Workers turn to renting out vans, attics to beat cost crunch
By John Collett
Australians looking for extra income to help pay the mortgage or school fees are increasingly turning to unused and unusual assets – such as storage spaces and campervans – by renting them out to others via sharing economy platforms.
This ability to earn “passive” income is appealing to professional musician and music producer Delaney Stewart and his wife, Lyndall Wallace, who rent out their campervan.
The Melbourne couple’s mortgage repayments are about double what they were before interest rates started to rise and, with two young children, every extra dollar helps. They converted their transit van to a campervan during the 2020 COVID-19 lockdowns, while Stewart’s music studio was closed.
During the financial year just ended, the couple rented out their campervan more than 40 times on the sharing economy platform Camplify for a total income of about $35,000.
Stewart says the extra $600 or so a week from renting out the campervan really helps to manage the sharp rise in mortgage repayments on their Brunswick East home.
“The interest rate increase is extreme, and the extra money helps us stay level [financially] and also provides us with a vehicle to do short trips in,” Stewart says. “It helps us continue to be able to live in an area that we like living in.”

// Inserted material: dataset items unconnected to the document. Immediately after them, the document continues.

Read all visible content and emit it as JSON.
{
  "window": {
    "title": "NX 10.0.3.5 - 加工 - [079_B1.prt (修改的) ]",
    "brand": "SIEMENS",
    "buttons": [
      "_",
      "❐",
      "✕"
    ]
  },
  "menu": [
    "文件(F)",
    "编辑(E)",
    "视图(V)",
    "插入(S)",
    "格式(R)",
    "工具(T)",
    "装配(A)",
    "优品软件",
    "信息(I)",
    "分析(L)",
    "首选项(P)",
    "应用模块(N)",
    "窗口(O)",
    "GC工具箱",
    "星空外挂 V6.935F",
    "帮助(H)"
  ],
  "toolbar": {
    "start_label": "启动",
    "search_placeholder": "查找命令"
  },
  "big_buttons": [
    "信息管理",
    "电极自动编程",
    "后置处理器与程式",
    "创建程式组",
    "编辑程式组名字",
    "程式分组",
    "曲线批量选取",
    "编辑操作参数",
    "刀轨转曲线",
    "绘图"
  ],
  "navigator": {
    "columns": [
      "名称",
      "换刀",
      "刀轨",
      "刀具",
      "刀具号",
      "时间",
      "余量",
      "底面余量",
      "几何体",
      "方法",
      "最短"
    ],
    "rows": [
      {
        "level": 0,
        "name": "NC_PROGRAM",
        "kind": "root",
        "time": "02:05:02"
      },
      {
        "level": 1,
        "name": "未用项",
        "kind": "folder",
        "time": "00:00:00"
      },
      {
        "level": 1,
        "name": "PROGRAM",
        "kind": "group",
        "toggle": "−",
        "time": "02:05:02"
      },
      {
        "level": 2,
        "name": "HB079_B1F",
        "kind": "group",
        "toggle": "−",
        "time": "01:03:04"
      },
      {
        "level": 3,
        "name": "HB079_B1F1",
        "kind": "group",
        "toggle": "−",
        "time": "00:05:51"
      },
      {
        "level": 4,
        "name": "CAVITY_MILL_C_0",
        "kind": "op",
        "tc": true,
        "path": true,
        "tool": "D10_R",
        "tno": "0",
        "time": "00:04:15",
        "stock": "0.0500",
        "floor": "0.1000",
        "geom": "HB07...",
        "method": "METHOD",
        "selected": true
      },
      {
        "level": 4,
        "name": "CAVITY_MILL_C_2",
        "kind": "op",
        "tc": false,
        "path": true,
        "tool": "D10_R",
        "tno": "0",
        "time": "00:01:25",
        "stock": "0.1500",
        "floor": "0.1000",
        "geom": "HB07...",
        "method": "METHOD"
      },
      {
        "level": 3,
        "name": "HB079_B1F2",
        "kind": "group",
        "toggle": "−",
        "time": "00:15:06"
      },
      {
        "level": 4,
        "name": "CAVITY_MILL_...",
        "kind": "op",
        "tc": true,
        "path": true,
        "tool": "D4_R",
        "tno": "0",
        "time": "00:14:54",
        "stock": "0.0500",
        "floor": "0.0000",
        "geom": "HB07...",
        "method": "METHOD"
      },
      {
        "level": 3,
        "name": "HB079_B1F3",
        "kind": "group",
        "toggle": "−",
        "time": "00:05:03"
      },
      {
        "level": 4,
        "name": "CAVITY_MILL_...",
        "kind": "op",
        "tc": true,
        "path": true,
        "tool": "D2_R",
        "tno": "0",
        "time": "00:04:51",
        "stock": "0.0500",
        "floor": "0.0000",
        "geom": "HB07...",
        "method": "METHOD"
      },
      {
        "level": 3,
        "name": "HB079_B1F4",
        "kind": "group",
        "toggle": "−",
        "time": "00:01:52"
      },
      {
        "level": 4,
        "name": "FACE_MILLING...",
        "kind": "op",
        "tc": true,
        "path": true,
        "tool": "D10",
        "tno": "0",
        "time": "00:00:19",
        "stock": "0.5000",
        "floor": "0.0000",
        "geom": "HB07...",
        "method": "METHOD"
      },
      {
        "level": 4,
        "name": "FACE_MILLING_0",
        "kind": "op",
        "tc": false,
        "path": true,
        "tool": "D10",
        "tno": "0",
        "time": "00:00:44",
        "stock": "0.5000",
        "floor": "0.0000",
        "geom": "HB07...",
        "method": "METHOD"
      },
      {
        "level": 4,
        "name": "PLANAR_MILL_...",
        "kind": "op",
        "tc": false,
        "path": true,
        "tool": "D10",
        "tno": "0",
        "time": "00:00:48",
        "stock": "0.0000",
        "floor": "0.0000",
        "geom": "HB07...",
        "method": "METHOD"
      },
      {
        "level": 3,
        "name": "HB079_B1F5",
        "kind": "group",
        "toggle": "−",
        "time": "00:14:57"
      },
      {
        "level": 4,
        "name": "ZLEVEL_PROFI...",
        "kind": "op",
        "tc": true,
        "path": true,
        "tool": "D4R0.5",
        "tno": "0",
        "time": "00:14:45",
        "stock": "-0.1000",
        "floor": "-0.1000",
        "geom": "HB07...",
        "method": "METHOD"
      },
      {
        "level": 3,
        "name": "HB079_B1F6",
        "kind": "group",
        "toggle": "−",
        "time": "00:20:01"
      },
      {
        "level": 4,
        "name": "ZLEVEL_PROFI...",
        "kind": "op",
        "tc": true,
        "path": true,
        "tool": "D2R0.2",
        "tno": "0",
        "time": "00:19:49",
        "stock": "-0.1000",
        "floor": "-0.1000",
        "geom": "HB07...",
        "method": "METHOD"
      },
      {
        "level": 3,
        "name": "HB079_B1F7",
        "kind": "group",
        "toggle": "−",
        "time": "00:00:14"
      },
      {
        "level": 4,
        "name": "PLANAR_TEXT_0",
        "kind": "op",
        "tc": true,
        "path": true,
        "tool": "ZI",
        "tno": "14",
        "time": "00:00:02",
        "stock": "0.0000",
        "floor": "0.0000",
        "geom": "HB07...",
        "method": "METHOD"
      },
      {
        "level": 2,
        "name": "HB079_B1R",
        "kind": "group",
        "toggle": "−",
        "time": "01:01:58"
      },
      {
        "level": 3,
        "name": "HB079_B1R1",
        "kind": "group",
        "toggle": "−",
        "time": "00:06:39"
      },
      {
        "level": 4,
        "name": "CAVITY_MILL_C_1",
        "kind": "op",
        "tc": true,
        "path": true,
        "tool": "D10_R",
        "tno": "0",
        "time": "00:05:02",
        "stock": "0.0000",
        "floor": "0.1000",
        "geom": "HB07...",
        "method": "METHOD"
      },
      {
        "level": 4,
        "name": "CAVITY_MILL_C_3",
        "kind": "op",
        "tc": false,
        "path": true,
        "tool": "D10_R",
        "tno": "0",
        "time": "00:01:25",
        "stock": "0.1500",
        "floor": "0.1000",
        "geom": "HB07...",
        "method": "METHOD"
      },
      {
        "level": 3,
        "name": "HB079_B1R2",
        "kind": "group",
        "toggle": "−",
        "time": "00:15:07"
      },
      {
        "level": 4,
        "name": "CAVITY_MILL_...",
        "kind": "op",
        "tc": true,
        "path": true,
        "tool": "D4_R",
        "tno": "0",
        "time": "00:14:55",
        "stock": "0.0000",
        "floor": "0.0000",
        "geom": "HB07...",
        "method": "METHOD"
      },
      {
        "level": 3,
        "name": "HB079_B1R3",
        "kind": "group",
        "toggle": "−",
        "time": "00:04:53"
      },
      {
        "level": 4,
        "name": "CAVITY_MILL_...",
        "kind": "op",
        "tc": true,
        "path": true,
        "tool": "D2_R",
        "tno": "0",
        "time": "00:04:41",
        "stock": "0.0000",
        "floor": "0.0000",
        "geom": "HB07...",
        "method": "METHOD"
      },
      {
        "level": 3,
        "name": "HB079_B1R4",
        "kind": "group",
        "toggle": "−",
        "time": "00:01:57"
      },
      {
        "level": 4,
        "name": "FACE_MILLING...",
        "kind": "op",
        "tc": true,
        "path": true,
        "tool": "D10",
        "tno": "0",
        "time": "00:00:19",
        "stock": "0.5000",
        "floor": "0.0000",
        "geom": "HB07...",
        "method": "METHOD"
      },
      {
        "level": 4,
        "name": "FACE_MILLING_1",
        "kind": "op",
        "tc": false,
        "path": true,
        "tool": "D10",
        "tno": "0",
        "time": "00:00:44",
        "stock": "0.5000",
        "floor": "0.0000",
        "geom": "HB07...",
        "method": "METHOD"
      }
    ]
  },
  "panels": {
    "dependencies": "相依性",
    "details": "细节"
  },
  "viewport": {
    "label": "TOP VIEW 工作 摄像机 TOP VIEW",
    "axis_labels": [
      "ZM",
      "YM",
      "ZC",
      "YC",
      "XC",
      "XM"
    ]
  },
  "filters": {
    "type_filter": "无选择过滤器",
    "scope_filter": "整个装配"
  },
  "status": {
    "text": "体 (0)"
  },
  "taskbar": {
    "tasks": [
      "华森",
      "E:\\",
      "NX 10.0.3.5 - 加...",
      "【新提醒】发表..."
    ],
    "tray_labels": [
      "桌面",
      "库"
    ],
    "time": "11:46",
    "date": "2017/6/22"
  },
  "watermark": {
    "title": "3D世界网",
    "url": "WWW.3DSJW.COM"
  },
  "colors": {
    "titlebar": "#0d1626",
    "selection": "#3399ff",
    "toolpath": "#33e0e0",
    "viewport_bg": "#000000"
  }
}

Stewart and Wallace spend about two hours with each booking showing those renting the campervan its features, including the time spent cleaning it.
Once dominated by Silicon Valley startups such as Uber and Airbnb, the sharing economy has moved beyond just sharing cars and accommodation.
While reliable figures on the size of the industry are difficult to come by, there are now platforms in Australia that allow the sharing of spaces, like attics, bedrooms, garages and parking spaces. There are even platforms for fashion, where people can hire clothes, such as dresses suited to formal occasions.
Mike Rosenbaum, the chief executive of Spacer Technologies – a business that owns the storage and parking space marketplaces Spacer and Parkhound – says the number of users of both platforms is growing strongly.
He says the rise in the cost of living is seeing homeowners seeking to earn extra cash by renting spare spaces in their homes, garages, warehouses and renting out their spare parking spaces.
Anyone thinking of renting out a spare asset should factor in that income from a sharing economy platform is taxable income, just like any other form of income, and must be declared in tax returns.
The Australian Taxation Office (ATO) can already request transaction data from sharing economy platforms. It employs increasingly sophisticated data matching protocols to match those transactions with income tax returns.
This financial year is the first in which platforms offering ride-sourcing, such as Uber, and short-term accommodation platforms, such as Airbnb, are required to report all their transactions to the ATO automatically.
From July 1, 2024, the requirement will be extended to other types of platforms, such as those where hosts can hire out storage spaces or hire people to deliver food. The ATO says the information from platforms will be matched against what is reported in tax returns.
“This isn’t a game of Guess Who, as our sophisticated data-matching programs provide us with all the clues we need to track down taxpayers with incorrect information in their tax return,” says Tim Loh, ATO assistant commissioner.
“While the ATO has received data from a number of digital platforms in the past, this legislative change means more platforms will be required to regularly report into the future.”
Each sharing platform has its own terms and conditions, including “guarantees” of varying degrees of coverage, that platforms say protect users from some types of incidents, such as damage and theft.
Those who hire through a platform and those who trade or host through a platform have the same rights and responsibilities under Australian consumer law as if the transactions were occurring in-store.
- Advice given in this article is general in nature and is not intended to influence readers’ decisions about investing or financial products. They should always seek their own professional advice that takes into account their own personal circumstances before making any financial decisions.